Она медленно встает и заносит бутыль со смертельной жидкостью над моей головой. Ну, все! Конец! Я вспоминаю себя трехлетним ребенком, мне не в то горло попал кусочек сухаря, вспоминаю, как я плакала, когда улетел воздушный шарик. Я вижу дедушку, который выстругал мне деревянного человечка и подкладывает в печь дрова Вижу бабушку, которая зовет меня на ужин, и я вдыхаю аромат свежескошенной травы, он какой-то особенный, какой-то свой, родной. Я вижу себя в школе, мне тогда не хотелось снимать шапку, потому что мама заставила меня подстричься под мальчика. Вижу…
Тут в студии начинается полная неразбериха. На камеру снимают каких-то не относящихся к телевидению людей, они набрасывают на меня покрывало, Линда кричит и брызгает на всех кислотой. Выглянув из своего укрытия, я вижу, как люди в панике разбегаются кто, куда Единственный человек, которому удается сохранять самообладание, — это Дирк, первый телеоператор. Он все время наводит камеру на людей, которые оказываются в центре внимания.
Через какое-то время (кажется, что прошло месяцев семь) положение более или менее стабилизируется, и я могу снять покрывало. На Линду надевают наручники и уводят, а Сильвестр говорит, что я должна продолжать программу. Подумаешь, всего лишь в третий раз за несколько недель мне приходится иметь дело с криминальными элементами.
Передо мной стоит Урс Плейснер, мужчина, который в своей жизни ограничивается употреблением трех слов.
Он говорит:
— Мне очень страшно.
Это была его первая и последняя фраза. Мы вынуждены прервать съемки.
Сильвестр потирает руки.
— Такого мир еще не видел! — говорит он.

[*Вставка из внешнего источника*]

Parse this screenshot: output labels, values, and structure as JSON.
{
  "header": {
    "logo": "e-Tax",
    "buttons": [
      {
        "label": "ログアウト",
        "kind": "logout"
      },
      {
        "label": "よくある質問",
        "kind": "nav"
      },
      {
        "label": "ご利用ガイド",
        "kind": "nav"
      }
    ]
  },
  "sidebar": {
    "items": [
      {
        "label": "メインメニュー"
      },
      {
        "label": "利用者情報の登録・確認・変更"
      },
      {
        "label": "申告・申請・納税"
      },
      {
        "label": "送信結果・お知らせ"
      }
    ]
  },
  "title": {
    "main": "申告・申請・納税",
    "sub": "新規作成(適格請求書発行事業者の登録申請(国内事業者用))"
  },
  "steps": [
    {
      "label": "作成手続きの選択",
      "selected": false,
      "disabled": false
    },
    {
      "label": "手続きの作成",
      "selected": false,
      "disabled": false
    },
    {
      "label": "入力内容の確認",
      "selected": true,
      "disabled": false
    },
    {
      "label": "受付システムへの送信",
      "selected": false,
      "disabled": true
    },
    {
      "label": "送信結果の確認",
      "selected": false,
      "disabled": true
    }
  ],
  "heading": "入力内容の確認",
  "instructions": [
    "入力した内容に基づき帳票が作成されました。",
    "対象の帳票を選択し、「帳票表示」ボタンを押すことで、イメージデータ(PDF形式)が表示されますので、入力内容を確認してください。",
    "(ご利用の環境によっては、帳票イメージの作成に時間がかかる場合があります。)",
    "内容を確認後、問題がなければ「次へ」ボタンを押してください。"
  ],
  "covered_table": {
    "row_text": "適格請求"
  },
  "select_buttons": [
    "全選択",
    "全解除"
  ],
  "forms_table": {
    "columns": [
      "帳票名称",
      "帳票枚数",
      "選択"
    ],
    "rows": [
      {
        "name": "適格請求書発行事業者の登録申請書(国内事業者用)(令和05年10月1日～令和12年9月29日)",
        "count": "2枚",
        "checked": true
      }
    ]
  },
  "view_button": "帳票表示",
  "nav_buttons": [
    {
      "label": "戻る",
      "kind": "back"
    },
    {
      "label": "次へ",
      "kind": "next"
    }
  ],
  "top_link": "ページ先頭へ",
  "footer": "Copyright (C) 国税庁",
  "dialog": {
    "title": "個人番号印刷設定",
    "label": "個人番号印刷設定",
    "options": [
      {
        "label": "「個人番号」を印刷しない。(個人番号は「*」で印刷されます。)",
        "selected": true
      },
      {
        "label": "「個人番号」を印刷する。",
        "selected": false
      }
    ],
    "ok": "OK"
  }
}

Все присутствующие в комнате кивают. Феликс открывает еще одну бутылку шампанского. Мои опухшие ноги сильно напоминают арбуз. Я уже никогда не смогу ходить как раньше. — Завтра шоу покажут по телевизору. Каролин, мы устроим такой праздник, всем праздникам праздник, ты просто закачаешься, какой будет праздник. Феликс, позвони моей жене, пусть она там все подготовит к нашему празднику. Меню будет просто бесподобное!
— Вам что, правда, понравилось? — говорю я робко.
— Ты еще спрашиваешь? Каролин, у нас будет самый высокий рейтинг за всю историю телевидения. Женщина сама призналась в убийстве! Мужчина расчувствовался, да еще танцевал, танцевал с психологом! Потом потасовка перед камерой! Это станет сенсацией. Феликс, скажи, что это станет сенсацией!!!
Феликс того же мнения.
— Я тебе серьезно говорю, все было супер.
Я немного успокаиваюсь, но моим ногам от этого не легче. Я теперь даже не вижу застежек на моих босоножках. Испытывая сильную боль, я наклоняюсь вперед, но разогнуться уже не могу. Босоножки в крови, они теперь ужасно жмут.
— О господи, — кричит Сильвестр, — что с твоими ногами?! Они у тебя как ортопедические мячи для лечебной физкультуры. Скорее «скорую»!
Феликс достает телефон и звонит. Мужчины в темных костюмах, которые оказались компаньонами Сильвестра и просто хотели поздравить меня с успешным стартом, накладывают мокрые компрессы, но ничего не помогает. Потом мне натягивают жгуты, и от них ноги, наверное, сначала посинеют, потом почернеют, потом вообще отвалятся. Агония продлится недолго.
Приезжает «скорая». Отзывчивые санитары кладут меня на носилки и вкатывают в каждую ногу по уколу, потом приходит врач и говорит, что ноги надо зафиксировать в приподнятом положении, чтобы произошел отток жидкости. Мне уже все равно. Только бы с меня сняли эти ужасные босоножки. Потом я вишу головой вниз на какой-то палке, которую несут санитары, высоко подняв руки. К сожалению, машина «скорой помощи» стоит прямо у главного входа, а госпожу Шатц, открытие года, ждут около двадцати журналистов, чтобы узнать, как прошло ее первое шоу. Как назло, все с фотоаппаратами и камерами. И пленки у папарацци тоже предостаточно.
13
На следующее утро я просыпаюсь где-то часов в шесть. Я все еще нахожусь в больнице и страшно хочу есть. Мне сделали, наверное, уколов десять, босоножки пришлось разрезать. В любом случае, теперь ноги снова в полном порядке. Медсестра ставит передо мной поднос с завтраком.